The more I thought about those three things, the more today’s anniversary slid into view. It was 19 years ago today - 03 Jan 2005 - that these words below appeared in a post called “Beginnings” at the Sir Robert Bond Papers. By that time, I’d already sent the Accord paper around to people, got some feedback, did some interviews, and started to get what would become a pretty heavy barrage of abuse from Williams’ Fan Klub.
Those of us who disagree with the government's position run the risk of being labelled as traitors or worse. The Premier has publicly discouraged debate in the House of Assembly. In any thriving democracy, sound public policy can only come through informed debate and discussion. That's what I hope this blog becomes: the basis for informed debate.
Information and discussion.
Those are the key bits right there.
Basic information so we all understand the same things even if we disagree about them. Know what we are talking about, which is often lacking anyway. What drove me in the beginning was the lack of basic information in pretty well every comment and the appalling ignorance among people who should have known better about such an important thing as the oil and gas industry, royalties, and Equalization. Or Churchill Falls.
Then discussion.
Sometimes heated debate: a real difference of opinion.
Then we figure out what to do about what the debate was over.

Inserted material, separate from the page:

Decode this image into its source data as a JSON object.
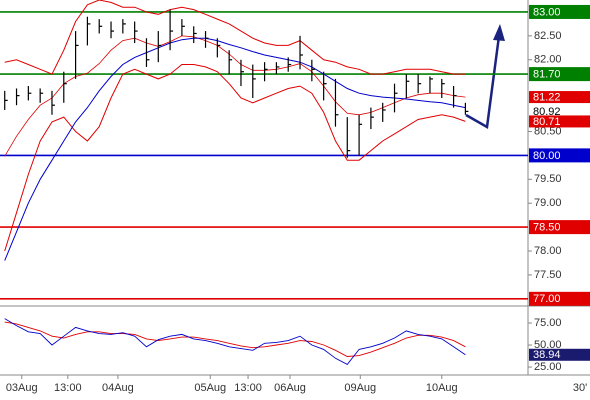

Doesn’t take too much work to join up the simple idea that information plus discussion with an outcome is… yes, democracy someone yelled from the back of the room. It is democracy… but out of information and discussion we in Newfoundland and Labrador can together hear that voice of hope appear out of the din. Hope of the kind that Barack Obama talked about in the very earliest days of his presidential campaign just as much as the hope all those people kept talking to me about over the past year.
Other people can decide for themselves whether they think 19 years of these scribbles and rants and jeremiads and screeds have made any difference.
I think they have.
More importantly, I think that the basic idea works: information plus discussion leads to what comes next in one area or another.
Enough of that and hope appears.
Hope for the future, which is where we should be looking always.
The future doesn’t look like just more of the past, which is where we have been stuck for a couple of hard decades now.
The future can be different.
That sounds a lot like real hope.
Not hope as in a mere belief.
I am talking about the action to make the hope a reality.
That’s not going to come out of one person tapping a keyboard. There’ll have to be a lot more what with all that very real concern about what’s happening and about the silence.
One person cannot do the job alone
But the 19 years of Bond Papers points in the right direction, to how we can find the future for ourselves and all the hope anyone would ever need.